Is the expected value of this density function $Z$ finite? Is the expected value of this density function $Z$ finite?
$$f_Z(z) =
\begin{cases}
{\dfrac{\ln(z)}{z^2}},  & \text{for $z \ge 1$} \\[2ex]
0, & \text{for $z \lt 1$}
\end{cases}$$
I know expected values can be infinite and when I graph this it looks like it has a horizontal asymptote at $y=0$, so it looks like the expected value can be infinite, but I am not sure? Can someone explain theoretically whether the expected value of this density is finite or infinite?  

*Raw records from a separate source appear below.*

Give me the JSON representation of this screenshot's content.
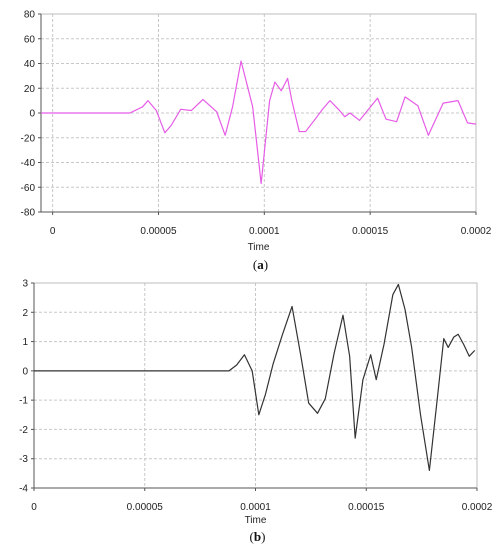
{
  "chart_data": [
    {
      "type": "line",
      "panel_label": "a",
      "caption_open": "(",
      "caption_close": ")",
      "xlabel": "Time",
      "ylabel": "",
      "xlim": [
        -5.5e-06,
        0.0002
      ],
      "ylim": [
        -80,
        80
      ],
      "x_ticks": [
        0,
        5e-05,
        0.0001,
        0.00015,
        0.0002
      ],
      "x_tick_labels": [
        "0",
        "0.00005",
        "0.0001",
        "0.00015",
        "0.0002"
      ],
      "y_ticks": [
        -80,
        -60,
        -40,
        -20,
        0,
        20,
        40,
        60,
        80
      ],
      "y_tick_labels": [
        "-80",
        "-60",
        "-40",
        "-20",
        "0",
        "20",
        "40",
        "60",
        "80"
      ],
      "grid": true,
      "line_color": "#e65ce6",
      "x": [
        -5.5e-06,
        3.65e-05,
        4.25e-05,
        4.5e-05,
        4.9e-05,
        5.3e-05,
        5.6e-05,
        6.05e-05,
        6.55e-05,
        7.1e-05,
        7.75e-05,
        8.15e-05,
        8.5e-05,
        8.9e-05,
        9.45e-05,
        9.85e-05,
        0.0001025,
        0.000105,
        0.000108,
        0.000111,
        0.000113,
        0.0001165,
        0.0001195,
        0.000124,
        0.0001275,
        0.000131,
        0.000135,
        0.000138,
        0.0001405,
        0.000145,
        0.0001535,
        0.0001575,
        0.0001625,
        0.0001665,
        0.0001725,
        0.0001775,
        0.0001845,
        0.0001915,
        0.000196,
        0.0002
      ],
      "y": [
        0,
        0,
        5,
        10,
        2,
        -16,
        -10,
        3,
        2,
        11,
        1,
        -18,
        5,
        42,
        5,
        -57,
        10,
        25,
        18,
        28,
        10,
        -15,
        -15,
        -5,
        3,
        10,
        3,
        -3,
        0,
        -6,
        12,
        -5,
        -7,
        13,
        6,
        -18,
        8,
        10,
        -8,
        -9
      ]
    },
    {
      "type": "line",
      "panel_label": "b",
      "caption_open": "(",
      "caption_close": ")",
      "xlabel": "Time",
      "ylabel": "",
      "xlim": [
        0,
        0.0002
      ],
      "ylim": [
        -4,
        3
      ],
      "x_ticks": [
        0,
        5e-05,
        0.0001,
        0.00015,
        0.0002
      ],
      "x_tick_labels": [
        "0",
        "0.00005",
        "0.0001",
        "0.00015",
        "0.0002"
      ],
      "y_ticks": [
        -4,
        -3,
        -2,
        -1,
        0,
        1,
        2,
        3
      ],
      "y_tick_labels": [
        "-4",
        "-3",
        "-2",
        "-1",
        "0",
        "1",
        "2",
        "3"
      ],
      "grid": true,
      "line_color": "#333333",
      "x": [
        0,
        8.8e-05,
        9.15e-05,
        9.5e-05,
        9.85e-05,
        0.0001015,
        0.0001045,
        0.000108,
        0.000112,
        0.0001165,
        0.0001205,
        0.000124,
        0.000128,
        0.0001315,
        0.0001355,
        0.0001395,
        0.0001425,
        0.000145,
        0.0001485,
        0.000152,
        0.0001545,
        0.000158,
        0.000162,
        0.0001645,
        0.0001675,
        0.0001705,
        0.0001745,
        0.0001785,
        0.000182,
        0.000185,
        0.000187,
        0.0001895,
        0.0001915,
        0.000194,
        0.0001965,
        0.000199
      ],
      "y": [
        0,
        0,
        0.2,
        0.55,
        0,
        -1.5,
        -0.8,
        0.25,
        1.2,
        2.2,
        0.5,
        -1.1,
        -1.45,
        -0.95,
        0.6,
        1.9,
        0.5,
        -2.3,
        -0.3,
        0.55,
        -0.3,
        0.9,
        2.6,
        2.95,
        2.1,
        0.8,
        -1.5,
        -3.4,
        -1.0,
        1.1,
        0.8,
        1.15,
        1.25,
        0.9,
        0.5,
        0.7
      ]
    }
  ]
}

 A: The expected value does not exist, or if you prefer is infinite. For the expression for $E(Z)$ is
$$E(Z)=\int_1^\infty z\cdot \frac{\ln z}{z^2}\,dz.$$
For $z\ge e$, we have $\ln z\ge 1$.
Thus by Comparison with $\int_e^\infty \frac{1}{z}\,dz$ our integral diverges.
A: \begin{align}
E(Z)&=\int_{\mathbb R} z f_Z(z) dz\\
&=\int_{-\infty}^\infty z \left[0 \times 1_{z < 1} + \frac{\ln z}{z^2} \times 1_{z \ge 1} dz\right]\\
&=\int_{-\infty}^\infty z [0 \times 1_{z < 1}] dz + \int_{-\infty}^\infty \left[\frac{\ln z}{z^2} \times 1_{z \ge 1} dz\right]\\
&=\int_{-\infty}^\infty \left[\frac{\ln z}{z^2} \times 1_{z \ge 1} dz\right]\\
&=\int_1^\infty z \frac{\ln z}{z^2} dz\\
&=\int_1^\infty \frac{\ln z}{z} dz\\
&= \frac{(\ln z)^2}{2}\biggr\rvert_1^\infty\\
&= \lim_{a \to \infty} \frac{(\ln z)^2}{2}\biggr\rvert_1^a\\
&= \lim_{a \to \infty} \frac{(\ln a)^2}{2}\\
&= \infty\\
\end{align}
or $\displaystyle \lim_{a \to \infty} \frac{(\ln a)^2}{2}$ dne $\displaystyle \because \frac{(\ln a)^2}{2} \to \infty$ as $a \to \infty$
A: Use integration by parts to see that the expected value is infinite. $\int_1^\infty \frac{ln(z)}{z}\,dz=\int_0^\infty u\,du$, where $u=ln(z)$.